那厮乐意当护卫就当护卫,只要别在她眼前晃荡就行,省得她瞧了心烦。
苏阮抿唇,拉着王姚玉往内宅里去道:“母亲,四妹妹如何了?”
听到苏阮提起苏惠德,王姚玉嘆息道:“吃了药也不见好,朱大夫说要再看几日。”
苏阮轻拍了拍王姚玉的手背安慰道:“母亲莫急,朱大夫医术好,四妹妹的身体底子也好,过几日指不定就全好了。”
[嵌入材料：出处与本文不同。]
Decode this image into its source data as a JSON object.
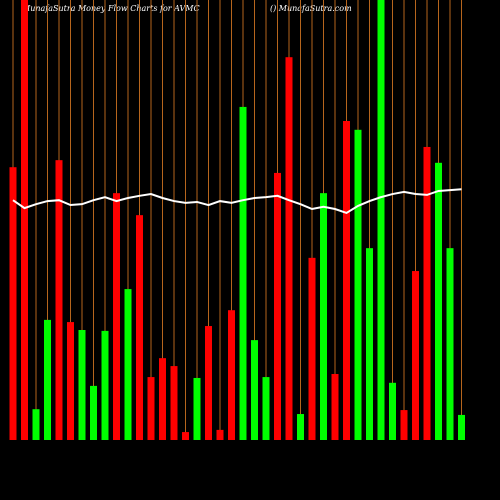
{
  "chart_data": {
    "type": "bar",
    "title": "MunafaSutra  Money  Flow  Charts for AVMC",
    "subtitle": "() MunafaSutra.com",
    "categories": [
      null,
      null,
      null,
      null,
      null,
      null,
      null,
      null,
      null,
      null,
      null,
      null,
      null,
      null,
      null,
      null,
      null,
      null,
      null,
      null,
      null,
      null,
      null,
      null,
      null,
      null,
      null,
      null,
      null,
      null,
      null,
      null,
      null,
      null,
      null,
      null,
      null,
      null,
      null,
      null
    ],
    "ylim": [
      0,
      100
    ],
    "grid": true,
    "grid_color": "#b5651d",
    "series": [
      {
        "type": "bar",
        "values": [
          62.0,
          100,
          7.0,
          27.3,
          63.6,
          26.8,
          25.0,
          12.3,
          24.8,
          56.1,
          34.3,
          51.1,
          14.3,
          18.6,
          16.8,
          1.8,
          14.1,
          25.9,
          2.3,
          29.5,
          75.7,
          22.7,
          14.3,
          60.7,
          87.0,
          5.9,
          41.4,
          56.1,
          15.0,
          72.5,
          70.5,
          43.6,
          100,
          13.0,
          6.8,
          38.4,
          66.6,
          63.0,
          43.6,
          5.7
        ],
        "colors": [
          "#ff0000",
          "#ff0000",
          "#00ff00",
          "#00ff00",
          "#ff0000",
          "#ff0000",
          "#00ff00",
          "#00ff00",
          "#00ff00",
          "#ff0000",
          "#00ff00",
          "#ff0000",
          "#ff0000",
          "#ff0000",
          "#ff0000",
          "#ff0000",
          "#00ff00",
          "#ff0000",
          "#ff0000",
          "#ff0000",
          "#00ff00",
          "#00ff00",
          "#00ff00",
          "#ff0000",
          "#ff0000",
          "#00ff00",
          "#ff0000",
          "#00ff00",
          "#ff0000",
          "#ff0000",
          "#00ff00",
          "#00ff00",
          "#00ff00",
          "#00ff00",
          "#ff0000",
          "#ff0000",
          "#ff0000",
          "#00ff00",
          "#00ff00",
          "#00ff00"
        ]
      },
      {
        "type": "line",
        "color": "#ffffff",
        "values": [
          54.5,
          52.7,
          53.6,
          54.3,
          54.5,
          53.4,
          53.6,
          54.5,
          55.2,
          54.3,
          55.0,
          55.5,
          55.9,
          55.0,
          54.3,
          53.9,
          54.1,
          53.4,
          54.3,
          53.9,
          54.5,
          55.0,
          55.2,
          55.5,
          54.5,
          53.6,
          52.5,
          53.0,
          52.5,
          51.6,
          53.2,
          54.3,
          55.2,
          55.9,
          56.4,
          55.9,
          55.7,
          56.6,
          56.8,
          57.0
        ]
      }
    ]
  }
}
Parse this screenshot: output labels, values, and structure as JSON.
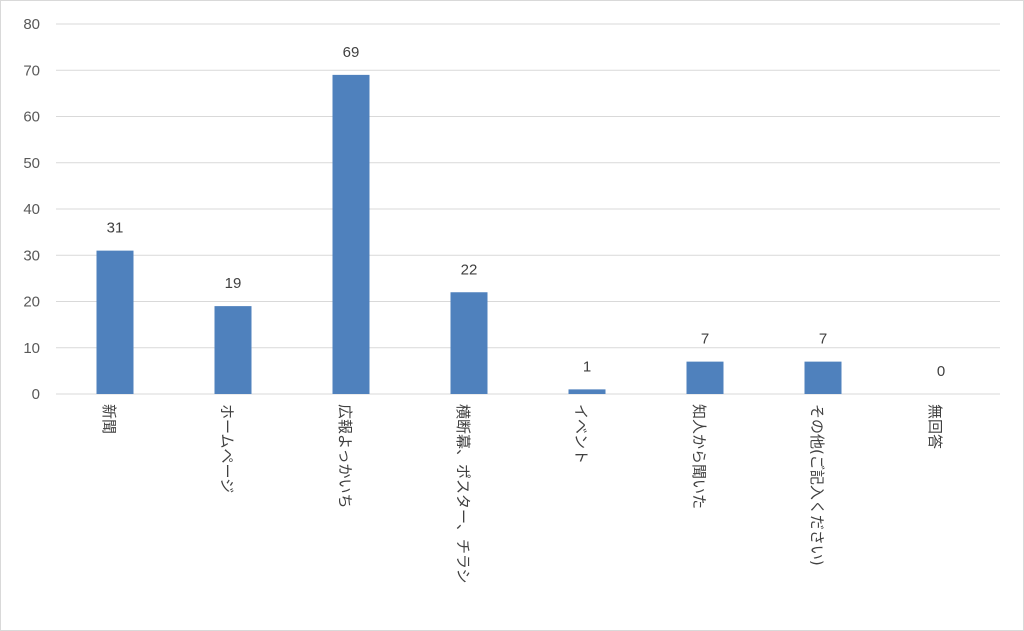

“唉。”王姚玉摇头,不答话,片刻后才道:“怎么没见摄政王随你一道来?”
苏阮偏头,语气微冷道:“他来不了,关我什么事。”
听出苏阮话中的不忿之意,王姚玉蹙眉道:“可是闹彆扭了?你呀,出嫁后的脾性愈发坏了。”
“明明是那厮……”苏阮鼓着一张脸,面色羞红。
“什么那厮那厮的,那是你夫君。”王姚玉不赞同的道:“日后可不敢再如此信口就来了。”
苏阮抿唇不说话,闷闷的往主屋内去。
屋内烧着炭盆,绮窗掀开一条fèng,女婢趴在圆桌上歇息,榻上躺着苏惠德。因为染了风寒,所以苏惠德的整张脸都红通通的,看上去有些气弱。